According to the source close to Khan, it was during this period Khan got together with some other businessmen and organised a strategy to help fight the criminals who were running amok. The source said Khan used his own intelligence and resources. "He worked directly with the Target Squad and provided its members with information on criminals and leads and they used that information and got to some of the criminals," the source said. "Khan never picked up a gun as far as I know and hunted down any criminal, his role was basically to show the way," the source said.

The source could not say how Khan acquired his resources. Khan, Sean Belfield, who was then a serving member of the TSS and Haroon Yahya were intercepted at Good Hope by an army patrol in December 2002. The vehicle they were travelling in had a cache of high-powered weapons and electronic equipment capable of intercepting telephone calls. The trio was charged and went before the courts, but the case was later dismissed. The source added that following the appointment of Commis-sioner of Police, Winston Felix, the relationship between Khan and the TSS broke off as Felix sought to dismantle the squad and later dismissed many of the operatives of the group. However, the source said Khan still maintained relations with most of the members of the disbanded TSS and today a number of them are working for him, either as bodyguards or informants.

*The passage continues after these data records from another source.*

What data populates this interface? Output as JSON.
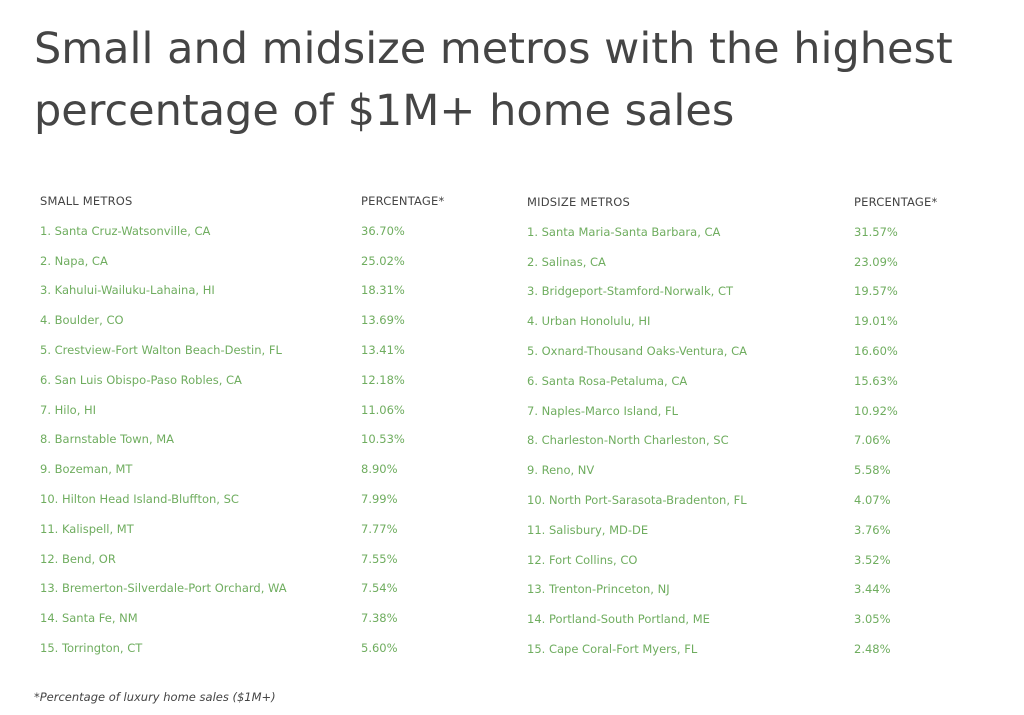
{
  "title": "Small and midsize metros with the highest percentage of $1M+ home sales",
  "small": {
    "header_metro": "SMALL METROS",
    "header_pct": "PERCENTAGE*",
    "rows": [
      {
        "metro": "1. Santa Cruz-Watsonville, CA",
        "pct": "36.70%"
      },
      {
        "metro": "2. Napa, CA",
        "pct": "25.02%"
      },
      {
        "metro": "3. Kahului-Wailuku-Lahaina, HI",
        "pct": "18.31%"
      },
      {
        "metro": "4. Boulder, CO",
        "pct": "13.69%"
      },
      {
        "metro": "5. Crestview-Fort Walton Beach-Destin, FL",
        "pct": "13.41%"
      },
      {
        "metro": "6. San Luis Obispo-Paso Robles, CA",
        "pct": "12.18%"
      },
      {
        "metro": "7. Hilo, HI",
        "pct": "11.06%"
      },
      {
        "metro": "8. Barnstable Town, MA",
        "pct": "10.53%"
      },
      {
        "metro": "9. Bozeman, MT",
        "pct": "8.90%"
      },
      {
        "metro": "10. Hilton Head Island-Bluffton, SC",
        "pct": "7.99%"
      },
      {
        "metro": "11. Kalispell, MT",
        "pct": "7.77%"
      },
      {
        "metro": "12. Bend, OR",
        "pct": "7.55%"
      },
      {
        "metro": "13. Bremerton-Silverdale-Port Orchard, WA",
        "pct": "7.54%"
      },
      {
        "metro": "14. Santa Fe, NM",
        "pct": "7.38%"
      },
      {
        "metro": "15. Torrington, CT",
        "pct": "5.60%"
      }
    ]
  },
  "midsize": {
    "header_metro": "MIDSIZE METROS",
    "header_pct": "PERCENTAGE*",
    "rows": [
      {
        "metro": "1. Santa Maria-Santa Barbara, CA",
        "pct": "31.57%"
      },
      {
        "metro": "2. Salinas, CA",
        "pct": "23.09%"
      },
      {
        "metro": "3. Bridgeport-Stamford-Norwalk, CT",
        "pct": "19.57%"
      },
      {
        "metro": "4. Urban Honolulu, HI",
        "pct": "19.01%"
      },
      {
        "metro": "5. Oxnard-Thousand Oaks-Ventura, CA",
        "pct": "16.60%"
      },
      {
        "metro": "6. Santa Rosa-Petaluma, CA",
        "pct": "15.63%"
      },
      {
        "metro": "7. Naples-Marco Island, FL",
        "pct": "10.92%"
      },
      {
        "metro": "8. Charleston-North Charleston, SC",
        "pct": "7.06%"
      },
      {
        "metro": "9. Reno, NV",
        "pct": "5.58%"
      },
      {
        "metro": "10. North Port-Sarasota-Bradenton, FL",
        "pct": "4.07%"
      },
      {
        "metro": "11. Salisbury, MD-DE",
        "pct": "3.76%"
      },
      {
        "metro": "12. Fort Collins, CO",
        "pct": "3.52%"
      },
      {
        "metro": "13. Trenton-Princeton, NJ",
        "pct": "3.44%"
      },
      {
        "metro": "14. Portland-South Portland, ME",
        "pct": "3.05%"
      },
      {
        "metro": "15. Cape Coral-Fort Myers, FL",
        "pct": "2.48%"
      }
    ]
  },
  "footnote": "*Percentage of luxury home sales ($1M+)",
  "colors": {
    "title": "#454545",
    "header": "#444444",
    "row_text": "#6fad5f"
  }
}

Earlier this year the Police Force was compelled to issue newspaper notices with the faces and names of almost all of the former TSS members. It was alleged that the ex-policemen were going around claiming still to be members of the force and some were actually involved in criminal activities.

Asked about the so-called "Phantom Squad", the source said, the ex-convict network, which Khan employed as his informants, could be viewed as that but most of the killings were being carried out by other persons.

"So when we were hearing and seeing bodies being picked up around the country on a daily basis, some of those killings were actually done" by other persons.

A number of young men, some with shady backgrounds were executed by a killing group during 2003-2004. Self-confessed death squad informant George Bacchus had made a number of allegations against then Minister of Home Affairs Ronald Gajraj in relation to the operations of the squad. A Presidential Commission of Inquiry was subsequently held into the allegation that the minister was involved in the setting up of the squad and it cleared him.

Asked how Khan got his intelligence on criminal activities, the source said that he used his informants well. Stabroek News was told that Khan had even employed a few men in the village of Buxton where the escapees had camped out. Some of those men after it was discovered that they were informants were either shot and killed by Buxton gunmen or chased out of the village. "Today Khan still believes that he did a whole lot to help the police in fighting crime and he will continue to say this," the source told Stabroek News.